On 23 March 1986, Ticonderoga, while conducting a Freedom of Navigation exercise in the Gulf of Sidra, moved south of the "Line of Death" in Libya, covered by fighter aircraft. Libya responded by unsuccessfully attacking battle-force aircraft. Ticonderoga responded by destroying several Libyan patrol boats. For her participation in the operation, Ticonderoga received her second Navy Unit Commendation and Navy Expeditionary Medal. During joint Navy-Air Force air strikes on Libyan targets on 15 April, she received the Armed Forces Expeditionary Medal.
In the late 1980s, she served in the Persian Gulf as part of Operation Earnest Will while under the command of Captain James M. Arrison III, USN.
For a time in the late 1990s, she was based at Pascagoula, Mississippi, as part of Commander, Naval Surface Forces Atlantic's Western Hemisphere Group.
On 4 May 2004, she completed transit of the Panama Canal and then moved to cross the equator.

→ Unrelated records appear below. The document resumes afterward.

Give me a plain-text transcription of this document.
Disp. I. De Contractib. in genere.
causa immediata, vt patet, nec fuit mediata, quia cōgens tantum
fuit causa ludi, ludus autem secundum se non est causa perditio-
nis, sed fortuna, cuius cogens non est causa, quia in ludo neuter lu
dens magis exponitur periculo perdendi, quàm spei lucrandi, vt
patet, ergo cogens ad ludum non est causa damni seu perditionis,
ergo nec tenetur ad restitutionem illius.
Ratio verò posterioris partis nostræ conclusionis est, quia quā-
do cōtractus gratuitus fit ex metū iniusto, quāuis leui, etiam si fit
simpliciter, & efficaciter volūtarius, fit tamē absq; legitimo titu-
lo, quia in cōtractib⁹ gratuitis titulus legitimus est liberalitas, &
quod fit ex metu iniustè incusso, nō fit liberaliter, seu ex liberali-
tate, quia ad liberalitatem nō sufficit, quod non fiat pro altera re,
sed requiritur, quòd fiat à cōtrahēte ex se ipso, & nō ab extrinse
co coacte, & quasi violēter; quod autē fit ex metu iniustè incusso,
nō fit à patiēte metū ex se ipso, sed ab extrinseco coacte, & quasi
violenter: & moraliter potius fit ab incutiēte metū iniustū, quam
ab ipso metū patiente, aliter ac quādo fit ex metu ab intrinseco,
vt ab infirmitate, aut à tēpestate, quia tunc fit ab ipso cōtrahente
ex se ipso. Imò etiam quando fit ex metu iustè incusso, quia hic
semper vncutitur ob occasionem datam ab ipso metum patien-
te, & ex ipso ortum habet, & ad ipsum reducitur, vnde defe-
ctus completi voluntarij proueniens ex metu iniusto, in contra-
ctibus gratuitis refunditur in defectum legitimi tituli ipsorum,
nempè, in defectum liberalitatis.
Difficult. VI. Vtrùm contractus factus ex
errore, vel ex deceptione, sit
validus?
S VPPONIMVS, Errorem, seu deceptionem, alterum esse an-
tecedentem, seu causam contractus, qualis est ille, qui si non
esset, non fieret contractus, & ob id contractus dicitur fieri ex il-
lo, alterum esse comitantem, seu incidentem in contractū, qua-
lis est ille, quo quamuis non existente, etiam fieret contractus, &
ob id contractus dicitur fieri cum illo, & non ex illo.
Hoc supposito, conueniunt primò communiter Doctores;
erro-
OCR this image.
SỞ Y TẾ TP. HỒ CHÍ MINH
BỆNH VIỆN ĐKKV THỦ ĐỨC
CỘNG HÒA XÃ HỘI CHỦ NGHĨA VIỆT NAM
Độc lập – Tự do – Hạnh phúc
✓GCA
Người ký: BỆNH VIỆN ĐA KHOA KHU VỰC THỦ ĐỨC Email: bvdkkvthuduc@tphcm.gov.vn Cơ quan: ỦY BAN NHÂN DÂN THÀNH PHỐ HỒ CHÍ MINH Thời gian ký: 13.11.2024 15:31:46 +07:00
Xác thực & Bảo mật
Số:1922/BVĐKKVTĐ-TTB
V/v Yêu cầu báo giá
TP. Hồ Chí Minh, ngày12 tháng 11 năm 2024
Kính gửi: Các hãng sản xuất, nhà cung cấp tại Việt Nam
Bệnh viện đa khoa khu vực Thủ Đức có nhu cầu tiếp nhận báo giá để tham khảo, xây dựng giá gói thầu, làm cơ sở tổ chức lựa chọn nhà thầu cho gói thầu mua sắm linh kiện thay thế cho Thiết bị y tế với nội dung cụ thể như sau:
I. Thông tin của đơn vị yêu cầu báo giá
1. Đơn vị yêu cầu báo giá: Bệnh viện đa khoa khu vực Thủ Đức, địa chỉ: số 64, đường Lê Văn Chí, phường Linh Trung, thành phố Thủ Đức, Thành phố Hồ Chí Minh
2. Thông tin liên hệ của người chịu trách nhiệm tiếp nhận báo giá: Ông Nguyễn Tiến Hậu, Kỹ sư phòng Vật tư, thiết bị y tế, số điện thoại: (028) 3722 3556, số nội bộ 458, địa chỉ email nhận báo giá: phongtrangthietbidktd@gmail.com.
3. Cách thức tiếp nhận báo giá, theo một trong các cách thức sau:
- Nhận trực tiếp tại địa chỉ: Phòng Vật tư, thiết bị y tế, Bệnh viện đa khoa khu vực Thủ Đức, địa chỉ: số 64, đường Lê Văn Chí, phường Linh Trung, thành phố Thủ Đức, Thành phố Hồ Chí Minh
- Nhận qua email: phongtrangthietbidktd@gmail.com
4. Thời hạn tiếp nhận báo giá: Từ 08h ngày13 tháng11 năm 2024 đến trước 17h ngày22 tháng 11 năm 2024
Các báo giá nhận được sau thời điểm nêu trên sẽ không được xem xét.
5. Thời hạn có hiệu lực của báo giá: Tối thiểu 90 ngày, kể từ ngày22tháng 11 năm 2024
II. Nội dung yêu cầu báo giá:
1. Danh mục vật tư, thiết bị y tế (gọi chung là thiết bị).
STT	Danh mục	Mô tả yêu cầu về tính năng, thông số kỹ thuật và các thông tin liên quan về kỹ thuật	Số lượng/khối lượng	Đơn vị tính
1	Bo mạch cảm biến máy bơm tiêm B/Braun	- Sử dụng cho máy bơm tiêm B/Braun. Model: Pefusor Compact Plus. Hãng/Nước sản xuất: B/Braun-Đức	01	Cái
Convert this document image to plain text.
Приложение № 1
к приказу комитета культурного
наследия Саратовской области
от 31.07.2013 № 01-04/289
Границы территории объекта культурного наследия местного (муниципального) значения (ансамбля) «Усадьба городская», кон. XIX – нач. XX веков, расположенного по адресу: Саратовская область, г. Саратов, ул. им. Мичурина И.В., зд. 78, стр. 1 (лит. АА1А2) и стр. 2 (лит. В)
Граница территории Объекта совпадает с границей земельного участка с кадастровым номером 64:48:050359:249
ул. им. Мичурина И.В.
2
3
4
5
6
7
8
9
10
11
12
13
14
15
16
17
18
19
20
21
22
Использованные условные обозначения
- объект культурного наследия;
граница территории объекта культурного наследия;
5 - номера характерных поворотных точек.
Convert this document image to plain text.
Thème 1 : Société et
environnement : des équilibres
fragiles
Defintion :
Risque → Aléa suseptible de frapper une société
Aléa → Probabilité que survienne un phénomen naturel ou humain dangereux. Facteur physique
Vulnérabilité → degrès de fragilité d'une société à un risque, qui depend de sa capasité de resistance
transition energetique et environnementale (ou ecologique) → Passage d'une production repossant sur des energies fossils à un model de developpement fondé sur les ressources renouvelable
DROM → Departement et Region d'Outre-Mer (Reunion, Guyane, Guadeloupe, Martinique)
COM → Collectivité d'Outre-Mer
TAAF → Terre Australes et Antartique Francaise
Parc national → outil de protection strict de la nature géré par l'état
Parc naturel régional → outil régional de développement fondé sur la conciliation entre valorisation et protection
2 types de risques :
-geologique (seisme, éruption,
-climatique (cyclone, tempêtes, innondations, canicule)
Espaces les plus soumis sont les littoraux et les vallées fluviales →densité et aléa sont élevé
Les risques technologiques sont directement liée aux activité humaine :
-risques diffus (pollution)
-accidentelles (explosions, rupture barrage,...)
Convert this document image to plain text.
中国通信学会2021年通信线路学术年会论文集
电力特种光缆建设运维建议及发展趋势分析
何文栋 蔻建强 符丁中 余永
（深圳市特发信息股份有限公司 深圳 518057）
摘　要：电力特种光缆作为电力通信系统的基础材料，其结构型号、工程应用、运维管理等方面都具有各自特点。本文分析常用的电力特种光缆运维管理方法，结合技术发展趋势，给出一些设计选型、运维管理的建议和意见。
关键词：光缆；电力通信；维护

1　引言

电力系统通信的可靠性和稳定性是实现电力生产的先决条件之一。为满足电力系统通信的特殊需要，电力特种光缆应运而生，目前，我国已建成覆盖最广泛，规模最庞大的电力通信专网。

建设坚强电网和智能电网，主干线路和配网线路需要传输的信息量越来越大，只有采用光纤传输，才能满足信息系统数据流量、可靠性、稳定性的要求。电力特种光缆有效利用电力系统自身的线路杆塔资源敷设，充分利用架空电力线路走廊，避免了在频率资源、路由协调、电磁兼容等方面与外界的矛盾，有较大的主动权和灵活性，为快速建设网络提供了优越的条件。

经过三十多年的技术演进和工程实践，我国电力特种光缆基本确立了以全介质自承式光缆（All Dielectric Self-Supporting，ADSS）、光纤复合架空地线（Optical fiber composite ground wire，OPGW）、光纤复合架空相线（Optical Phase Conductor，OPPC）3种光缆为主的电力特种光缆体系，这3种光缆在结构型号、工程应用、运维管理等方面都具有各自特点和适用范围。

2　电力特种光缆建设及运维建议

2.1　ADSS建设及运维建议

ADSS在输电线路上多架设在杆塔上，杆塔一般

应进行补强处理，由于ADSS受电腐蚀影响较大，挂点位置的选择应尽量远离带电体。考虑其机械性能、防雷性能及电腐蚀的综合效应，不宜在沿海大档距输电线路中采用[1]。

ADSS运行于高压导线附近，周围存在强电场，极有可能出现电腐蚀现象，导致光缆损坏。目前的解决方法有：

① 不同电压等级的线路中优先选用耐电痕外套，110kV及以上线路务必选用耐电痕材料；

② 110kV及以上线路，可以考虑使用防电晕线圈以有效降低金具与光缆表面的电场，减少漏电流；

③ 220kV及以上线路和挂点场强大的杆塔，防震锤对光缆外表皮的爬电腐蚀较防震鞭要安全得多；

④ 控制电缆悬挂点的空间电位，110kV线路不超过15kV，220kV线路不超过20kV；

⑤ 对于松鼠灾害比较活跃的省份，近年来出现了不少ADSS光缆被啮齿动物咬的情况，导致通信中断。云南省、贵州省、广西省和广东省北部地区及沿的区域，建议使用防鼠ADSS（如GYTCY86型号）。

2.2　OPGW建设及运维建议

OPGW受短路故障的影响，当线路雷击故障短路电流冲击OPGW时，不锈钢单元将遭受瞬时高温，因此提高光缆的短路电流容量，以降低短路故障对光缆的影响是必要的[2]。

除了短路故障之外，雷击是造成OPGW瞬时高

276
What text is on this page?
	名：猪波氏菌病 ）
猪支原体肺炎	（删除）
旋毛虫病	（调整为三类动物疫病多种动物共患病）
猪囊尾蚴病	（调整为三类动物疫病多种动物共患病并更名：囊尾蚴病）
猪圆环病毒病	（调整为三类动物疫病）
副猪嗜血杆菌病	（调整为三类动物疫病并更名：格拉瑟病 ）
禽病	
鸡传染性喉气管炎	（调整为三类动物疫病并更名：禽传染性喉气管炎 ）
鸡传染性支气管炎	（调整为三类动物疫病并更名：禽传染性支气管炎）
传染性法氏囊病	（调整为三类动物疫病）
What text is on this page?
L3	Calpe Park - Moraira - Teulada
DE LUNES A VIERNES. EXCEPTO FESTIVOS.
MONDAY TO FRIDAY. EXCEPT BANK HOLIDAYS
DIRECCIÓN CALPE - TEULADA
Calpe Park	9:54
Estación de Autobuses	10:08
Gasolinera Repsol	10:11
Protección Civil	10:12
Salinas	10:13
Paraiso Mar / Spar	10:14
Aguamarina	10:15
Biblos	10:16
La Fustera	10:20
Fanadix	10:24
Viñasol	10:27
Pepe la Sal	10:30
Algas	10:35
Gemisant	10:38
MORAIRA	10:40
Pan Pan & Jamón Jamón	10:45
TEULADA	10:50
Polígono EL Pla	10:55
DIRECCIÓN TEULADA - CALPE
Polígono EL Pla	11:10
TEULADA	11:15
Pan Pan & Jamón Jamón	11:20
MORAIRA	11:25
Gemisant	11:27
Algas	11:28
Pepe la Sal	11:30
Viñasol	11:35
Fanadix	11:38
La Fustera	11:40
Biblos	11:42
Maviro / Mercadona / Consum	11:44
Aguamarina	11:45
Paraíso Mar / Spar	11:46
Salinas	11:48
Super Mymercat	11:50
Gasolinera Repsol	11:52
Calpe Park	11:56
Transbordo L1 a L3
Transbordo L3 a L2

Her ship crew engaged in the rites and rituals of the crossing, inducting the captain of the ship and many of the crew in to "Shell-Backs". She completed her final deployment on 3 August 2004. Ticonderoga then made liberty port visits to Cozumel, Mexico (15-17 March); Colon (27-28 March); Mayport (1-9 April); Guantánamo Bay (12-13 April); Cartagena, Colombia (27-29 May); Vasco Núñez de Balboa, Panama (6-7 May); and Puerto Quetzal, Guatemala (17-19 May). She conducted counter-narcotics operations in conjunction with Colombian military authorities from April–June. Ticonderoga successfully intercepted five cigarette-shaped “go-fast” smuggling boats, and one fishing vessel, netting over 14,000 pounds of cocaine, and detaining 25 suspects in the process.She was decommissioned on 30 September of that year. After her decommissioning, she was towed to the Naval Inactive Ship Maintenance Facility in Philadelphia. In 2010, she was offered for museum donation by the Navy. An effort was made to bring Ticonderoga to Pascagoula, Mississippi, where she was built, to serve as a museum ship.[6] In May 2013, the vessel was formally stricken from the Naval Vessel Register, for disposal.[7] In October of the same year, The Ticonderoga Historical Society reported that the US Navy was going to scrap the ship after a number of potential museum sites were unable to add her to their collections.[8] In June 2014, NAVSEA released a disposal reporting letter declaring the ex-Ticonderoga to be available for inspection by bidders and ready for disposal by scrapping or sinking.[9] In September 2020, she arrived at Brownsville, Texas, for scrapping.
Start | End | Areas of Operation | Notes |
---|---|---|---|
20 October 1983 | 4 May 1984 | North Atlantic, | |
20 April 2001 | 28 August 2001 | Caribbean, Eastern Pacific | |
10 March 2004 | 4 August 2004 | Caribbean |
Ticonderoga was featured in the 1986 Tom Clancy novel Red Storm Rising, defending the and combined battlegroups against, and getting seriously damaged by, the saturation antiship missile attack in the Norwegian Sea by Soviet Tu-22M bombers.
Ticonderoga was mentioned in the Tom Waits song "Shore Leave" on his 1983 album Swordfishtrombones.